Ovviamente le cose che ci appaiono nuove e inedite scatenano la nostra curiosità e penso che sia per questo che moltissimi fotografi e fotoamatori partono per località lontane e tornano a casa con moltissime foto interessanti, ma senza voler sminuire le loro immagini mi chiedo spesso se gli abitanti di quei luoghi riescono a trovare interessanti quelle immagini delle loro strade, delle loro tradizioni e della loro cultura.

Ribadisco: non sono contrario a questa pratica, se parto per un viaggio porto con me la macchina fotografica e scatto, voglio avere dei ricordi in forma di immagini dei posti che ho visitato e l’eccitazione per nuovi luoghi e nuovi odori mi aiuta a essere creativo, ma quando vedo foto ormai tutte uguali di bambini indiani, africani o cubani non posso fare a meno di chiedermi se il nostro sguardo di europei non sia condizionato da un passato ed una concezione coloniale di quello che definiamo terzo mondo.

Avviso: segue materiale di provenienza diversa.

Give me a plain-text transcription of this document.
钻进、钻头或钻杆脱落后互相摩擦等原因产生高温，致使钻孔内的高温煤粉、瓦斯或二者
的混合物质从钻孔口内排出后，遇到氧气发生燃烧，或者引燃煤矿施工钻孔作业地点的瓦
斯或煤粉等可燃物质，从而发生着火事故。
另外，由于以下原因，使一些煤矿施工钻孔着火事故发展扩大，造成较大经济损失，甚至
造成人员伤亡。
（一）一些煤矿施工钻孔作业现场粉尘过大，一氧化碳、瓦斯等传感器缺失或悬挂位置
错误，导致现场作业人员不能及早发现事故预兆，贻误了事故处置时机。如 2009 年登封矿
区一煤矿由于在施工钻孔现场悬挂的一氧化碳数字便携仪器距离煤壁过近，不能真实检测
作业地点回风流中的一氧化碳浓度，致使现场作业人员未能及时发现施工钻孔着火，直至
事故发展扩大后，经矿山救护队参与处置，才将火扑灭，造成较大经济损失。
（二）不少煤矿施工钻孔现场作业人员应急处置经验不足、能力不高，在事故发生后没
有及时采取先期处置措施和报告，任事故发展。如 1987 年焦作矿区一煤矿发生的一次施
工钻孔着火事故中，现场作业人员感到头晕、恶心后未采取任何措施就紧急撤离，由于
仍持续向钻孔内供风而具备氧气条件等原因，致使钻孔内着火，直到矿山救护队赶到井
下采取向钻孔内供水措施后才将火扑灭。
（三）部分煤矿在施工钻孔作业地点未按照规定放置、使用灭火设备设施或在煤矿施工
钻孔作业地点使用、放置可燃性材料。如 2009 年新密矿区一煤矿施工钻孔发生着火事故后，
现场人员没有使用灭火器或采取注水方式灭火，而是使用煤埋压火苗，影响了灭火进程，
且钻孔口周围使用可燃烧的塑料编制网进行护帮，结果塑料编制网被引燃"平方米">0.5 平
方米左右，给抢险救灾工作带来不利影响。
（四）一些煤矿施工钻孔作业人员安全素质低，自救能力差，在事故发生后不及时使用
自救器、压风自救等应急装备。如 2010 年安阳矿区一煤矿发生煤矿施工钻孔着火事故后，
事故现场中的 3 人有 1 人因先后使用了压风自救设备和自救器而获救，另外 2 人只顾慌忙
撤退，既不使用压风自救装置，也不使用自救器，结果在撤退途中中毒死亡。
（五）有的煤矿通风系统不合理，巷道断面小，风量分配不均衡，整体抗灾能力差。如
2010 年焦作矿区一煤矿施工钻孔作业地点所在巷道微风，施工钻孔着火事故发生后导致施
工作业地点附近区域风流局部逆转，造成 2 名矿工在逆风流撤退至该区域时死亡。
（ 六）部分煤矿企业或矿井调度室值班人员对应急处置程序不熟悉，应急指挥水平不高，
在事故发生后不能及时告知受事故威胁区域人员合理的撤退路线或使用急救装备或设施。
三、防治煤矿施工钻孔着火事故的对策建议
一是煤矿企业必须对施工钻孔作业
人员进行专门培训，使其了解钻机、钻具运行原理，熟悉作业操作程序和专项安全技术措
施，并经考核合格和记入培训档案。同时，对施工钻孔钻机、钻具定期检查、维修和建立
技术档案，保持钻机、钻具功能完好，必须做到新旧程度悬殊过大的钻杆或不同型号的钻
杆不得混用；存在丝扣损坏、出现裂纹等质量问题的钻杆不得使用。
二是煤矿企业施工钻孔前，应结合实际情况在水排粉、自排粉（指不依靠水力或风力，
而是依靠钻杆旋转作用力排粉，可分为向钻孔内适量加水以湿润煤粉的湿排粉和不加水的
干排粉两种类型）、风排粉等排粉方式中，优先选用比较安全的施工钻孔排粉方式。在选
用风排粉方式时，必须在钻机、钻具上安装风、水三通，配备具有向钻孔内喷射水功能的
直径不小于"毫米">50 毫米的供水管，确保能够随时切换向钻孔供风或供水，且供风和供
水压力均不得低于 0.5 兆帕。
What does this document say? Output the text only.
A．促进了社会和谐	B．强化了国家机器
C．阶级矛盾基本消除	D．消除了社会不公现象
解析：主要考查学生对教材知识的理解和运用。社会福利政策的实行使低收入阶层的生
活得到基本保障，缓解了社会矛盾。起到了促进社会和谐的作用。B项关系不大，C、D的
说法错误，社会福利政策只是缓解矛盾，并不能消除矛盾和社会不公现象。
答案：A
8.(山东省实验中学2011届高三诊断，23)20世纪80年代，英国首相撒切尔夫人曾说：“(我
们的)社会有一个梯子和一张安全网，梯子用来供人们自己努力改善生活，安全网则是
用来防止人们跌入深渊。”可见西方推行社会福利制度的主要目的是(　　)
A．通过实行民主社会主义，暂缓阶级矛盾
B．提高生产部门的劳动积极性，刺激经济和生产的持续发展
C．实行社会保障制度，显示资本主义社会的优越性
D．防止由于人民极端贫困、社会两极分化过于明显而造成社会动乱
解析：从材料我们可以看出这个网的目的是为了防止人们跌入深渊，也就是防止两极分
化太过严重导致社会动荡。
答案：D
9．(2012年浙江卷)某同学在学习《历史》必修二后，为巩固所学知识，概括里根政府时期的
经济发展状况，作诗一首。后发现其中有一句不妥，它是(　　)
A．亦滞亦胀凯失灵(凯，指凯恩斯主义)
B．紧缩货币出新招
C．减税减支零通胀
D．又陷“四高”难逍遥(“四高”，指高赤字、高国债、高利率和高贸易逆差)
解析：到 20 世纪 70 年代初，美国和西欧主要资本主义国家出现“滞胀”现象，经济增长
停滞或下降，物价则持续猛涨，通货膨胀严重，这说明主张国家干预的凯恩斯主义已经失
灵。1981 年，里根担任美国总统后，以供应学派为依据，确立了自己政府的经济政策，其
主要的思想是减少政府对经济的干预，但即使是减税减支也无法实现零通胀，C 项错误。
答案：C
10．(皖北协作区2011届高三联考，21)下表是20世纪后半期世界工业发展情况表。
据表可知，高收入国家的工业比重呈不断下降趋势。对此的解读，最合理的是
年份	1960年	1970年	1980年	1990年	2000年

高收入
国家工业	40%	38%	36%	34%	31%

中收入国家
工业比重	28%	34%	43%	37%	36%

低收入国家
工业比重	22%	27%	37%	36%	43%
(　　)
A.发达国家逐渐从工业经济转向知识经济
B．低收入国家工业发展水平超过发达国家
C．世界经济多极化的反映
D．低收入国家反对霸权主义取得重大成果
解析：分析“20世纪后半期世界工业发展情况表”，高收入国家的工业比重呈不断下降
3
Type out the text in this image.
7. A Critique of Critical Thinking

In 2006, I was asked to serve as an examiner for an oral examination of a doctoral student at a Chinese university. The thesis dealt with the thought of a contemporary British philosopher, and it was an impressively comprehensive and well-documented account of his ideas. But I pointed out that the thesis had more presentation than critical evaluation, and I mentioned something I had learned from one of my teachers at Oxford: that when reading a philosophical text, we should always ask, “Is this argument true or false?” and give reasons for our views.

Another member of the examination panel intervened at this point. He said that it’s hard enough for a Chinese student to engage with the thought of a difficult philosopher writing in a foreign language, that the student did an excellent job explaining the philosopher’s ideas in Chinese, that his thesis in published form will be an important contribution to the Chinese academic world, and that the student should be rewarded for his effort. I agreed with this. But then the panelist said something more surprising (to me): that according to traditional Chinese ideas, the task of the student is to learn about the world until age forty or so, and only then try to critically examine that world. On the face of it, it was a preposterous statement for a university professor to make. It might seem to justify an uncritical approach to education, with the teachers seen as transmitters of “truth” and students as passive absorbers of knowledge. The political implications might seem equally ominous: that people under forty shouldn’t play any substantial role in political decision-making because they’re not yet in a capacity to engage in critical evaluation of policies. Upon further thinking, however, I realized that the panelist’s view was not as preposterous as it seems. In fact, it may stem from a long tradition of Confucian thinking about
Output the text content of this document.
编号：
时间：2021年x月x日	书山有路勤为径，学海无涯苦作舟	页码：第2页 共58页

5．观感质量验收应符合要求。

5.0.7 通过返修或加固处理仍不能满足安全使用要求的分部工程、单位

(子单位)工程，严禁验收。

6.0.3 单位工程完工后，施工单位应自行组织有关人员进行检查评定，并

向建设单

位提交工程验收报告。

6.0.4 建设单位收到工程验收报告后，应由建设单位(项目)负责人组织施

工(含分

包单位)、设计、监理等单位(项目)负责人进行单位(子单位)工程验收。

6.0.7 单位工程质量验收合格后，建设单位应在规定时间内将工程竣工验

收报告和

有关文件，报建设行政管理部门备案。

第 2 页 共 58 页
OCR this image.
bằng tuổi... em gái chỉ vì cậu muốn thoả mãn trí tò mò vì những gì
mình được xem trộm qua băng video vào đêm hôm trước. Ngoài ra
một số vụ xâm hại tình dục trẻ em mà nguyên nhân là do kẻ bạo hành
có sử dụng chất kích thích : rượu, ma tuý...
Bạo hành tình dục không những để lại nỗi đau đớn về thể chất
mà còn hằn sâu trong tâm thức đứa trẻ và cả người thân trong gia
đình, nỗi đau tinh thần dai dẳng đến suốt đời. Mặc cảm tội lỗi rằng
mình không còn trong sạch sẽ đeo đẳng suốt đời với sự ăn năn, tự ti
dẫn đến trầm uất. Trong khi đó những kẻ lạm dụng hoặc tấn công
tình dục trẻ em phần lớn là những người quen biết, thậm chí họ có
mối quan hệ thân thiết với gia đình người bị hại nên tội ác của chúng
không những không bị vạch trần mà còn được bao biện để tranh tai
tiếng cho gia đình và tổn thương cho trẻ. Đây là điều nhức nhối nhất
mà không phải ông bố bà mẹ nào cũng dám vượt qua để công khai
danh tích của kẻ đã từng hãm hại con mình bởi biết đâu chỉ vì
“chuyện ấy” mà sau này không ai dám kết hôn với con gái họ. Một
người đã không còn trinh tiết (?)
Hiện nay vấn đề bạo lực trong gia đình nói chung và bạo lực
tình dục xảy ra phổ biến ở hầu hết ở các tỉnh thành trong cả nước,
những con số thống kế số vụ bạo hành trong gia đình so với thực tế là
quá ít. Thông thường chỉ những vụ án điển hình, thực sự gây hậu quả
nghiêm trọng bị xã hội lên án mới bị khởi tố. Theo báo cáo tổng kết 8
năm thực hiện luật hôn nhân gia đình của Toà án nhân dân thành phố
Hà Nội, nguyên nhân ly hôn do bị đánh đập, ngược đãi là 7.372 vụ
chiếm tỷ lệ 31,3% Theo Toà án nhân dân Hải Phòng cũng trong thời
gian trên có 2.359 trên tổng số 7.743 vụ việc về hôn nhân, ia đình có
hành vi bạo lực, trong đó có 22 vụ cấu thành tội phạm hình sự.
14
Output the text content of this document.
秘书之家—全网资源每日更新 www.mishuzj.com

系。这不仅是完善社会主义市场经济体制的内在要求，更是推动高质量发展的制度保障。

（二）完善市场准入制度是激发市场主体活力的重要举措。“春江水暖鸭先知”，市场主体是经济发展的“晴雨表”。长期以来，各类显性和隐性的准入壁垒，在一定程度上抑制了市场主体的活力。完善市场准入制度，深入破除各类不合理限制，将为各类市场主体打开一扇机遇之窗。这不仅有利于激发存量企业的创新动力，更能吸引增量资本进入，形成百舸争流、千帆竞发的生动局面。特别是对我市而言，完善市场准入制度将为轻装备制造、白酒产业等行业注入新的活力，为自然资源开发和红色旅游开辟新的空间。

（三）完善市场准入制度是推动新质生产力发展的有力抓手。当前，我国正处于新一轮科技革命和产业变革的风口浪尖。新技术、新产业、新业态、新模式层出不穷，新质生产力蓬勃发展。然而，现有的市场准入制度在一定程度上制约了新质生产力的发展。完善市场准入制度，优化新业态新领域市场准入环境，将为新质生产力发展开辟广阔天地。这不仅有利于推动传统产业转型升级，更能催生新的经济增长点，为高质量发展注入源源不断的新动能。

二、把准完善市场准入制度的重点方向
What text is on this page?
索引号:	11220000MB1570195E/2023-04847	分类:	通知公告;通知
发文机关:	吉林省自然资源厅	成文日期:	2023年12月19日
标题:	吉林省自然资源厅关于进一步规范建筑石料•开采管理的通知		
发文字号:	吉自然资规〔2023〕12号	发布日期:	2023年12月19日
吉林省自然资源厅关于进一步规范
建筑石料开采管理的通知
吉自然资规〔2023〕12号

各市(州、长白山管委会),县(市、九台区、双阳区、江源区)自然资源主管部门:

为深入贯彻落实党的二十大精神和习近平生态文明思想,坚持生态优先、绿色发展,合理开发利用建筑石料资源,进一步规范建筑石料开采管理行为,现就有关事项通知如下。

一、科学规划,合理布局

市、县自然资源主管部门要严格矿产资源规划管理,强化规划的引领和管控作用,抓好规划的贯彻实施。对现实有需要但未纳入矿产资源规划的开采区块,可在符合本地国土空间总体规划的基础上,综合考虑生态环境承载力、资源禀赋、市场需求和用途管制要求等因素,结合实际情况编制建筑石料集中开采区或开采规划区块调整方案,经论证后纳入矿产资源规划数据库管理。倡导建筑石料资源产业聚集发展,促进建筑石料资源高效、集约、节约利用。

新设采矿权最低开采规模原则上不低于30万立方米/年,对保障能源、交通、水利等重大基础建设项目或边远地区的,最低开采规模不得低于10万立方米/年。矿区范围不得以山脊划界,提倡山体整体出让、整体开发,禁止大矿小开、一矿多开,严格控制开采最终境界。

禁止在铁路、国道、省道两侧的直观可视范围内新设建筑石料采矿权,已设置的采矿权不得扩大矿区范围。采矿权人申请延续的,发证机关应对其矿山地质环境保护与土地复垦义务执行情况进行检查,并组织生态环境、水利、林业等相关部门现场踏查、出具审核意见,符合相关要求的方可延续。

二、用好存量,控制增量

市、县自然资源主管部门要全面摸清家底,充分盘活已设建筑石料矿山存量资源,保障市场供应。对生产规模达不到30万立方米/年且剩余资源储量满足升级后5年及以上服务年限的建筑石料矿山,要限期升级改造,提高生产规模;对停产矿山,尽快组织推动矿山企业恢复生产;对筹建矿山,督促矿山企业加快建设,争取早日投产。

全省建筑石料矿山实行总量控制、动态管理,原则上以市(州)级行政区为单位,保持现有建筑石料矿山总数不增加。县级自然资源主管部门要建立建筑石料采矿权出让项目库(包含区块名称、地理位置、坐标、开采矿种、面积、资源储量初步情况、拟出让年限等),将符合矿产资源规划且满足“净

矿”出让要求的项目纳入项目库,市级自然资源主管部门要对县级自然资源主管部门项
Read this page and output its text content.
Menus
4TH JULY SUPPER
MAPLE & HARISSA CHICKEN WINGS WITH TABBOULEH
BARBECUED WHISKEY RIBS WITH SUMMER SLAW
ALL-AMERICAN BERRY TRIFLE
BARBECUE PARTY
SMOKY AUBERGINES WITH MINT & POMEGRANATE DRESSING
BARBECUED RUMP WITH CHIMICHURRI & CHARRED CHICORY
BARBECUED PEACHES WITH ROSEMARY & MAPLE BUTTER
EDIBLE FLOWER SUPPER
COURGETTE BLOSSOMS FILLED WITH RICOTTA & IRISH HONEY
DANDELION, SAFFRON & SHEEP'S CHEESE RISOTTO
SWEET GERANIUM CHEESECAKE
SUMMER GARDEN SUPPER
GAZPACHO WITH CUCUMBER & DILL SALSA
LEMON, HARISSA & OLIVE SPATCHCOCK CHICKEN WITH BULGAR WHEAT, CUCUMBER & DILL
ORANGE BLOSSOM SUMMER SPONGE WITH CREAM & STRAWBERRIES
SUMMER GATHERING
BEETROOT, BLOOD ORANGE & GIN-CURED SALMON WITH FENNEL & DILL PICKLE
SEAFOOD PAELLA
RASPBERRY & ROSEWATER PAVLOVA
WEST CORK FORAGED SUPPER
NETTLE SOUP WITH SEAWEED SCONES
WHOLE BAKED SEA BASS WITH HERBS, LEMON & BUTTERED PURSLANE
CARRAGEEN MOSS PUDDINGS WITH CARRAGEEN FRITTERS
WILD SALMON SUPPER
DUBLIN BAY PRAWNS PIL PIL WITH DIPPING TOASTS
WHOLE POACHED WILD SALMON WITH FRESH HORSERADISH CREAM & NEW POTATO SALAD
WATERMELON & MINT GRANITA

Bisognerebbe riuscire a guardare con occhi nuovi quello che abbiamo intorno, l’esoticita delle nostre città, delle nostre tradizioni e della nostra cultura, innanzitutto perché è sicuramente esotico dal punto di vista di chi viene da un’altro posto, in secondo luogo per conservare memoria dei nostri tempi.

I nostri tempi sono quelli della globalizzazione, i giorni in cui le tradizioni di diverse popolazioni si fondono per diventare tradizioni dell’umanità e non è strano per un milanese mangiare pane e panelle in pausa pranzo e involtini di nan, baozi e pho a cena.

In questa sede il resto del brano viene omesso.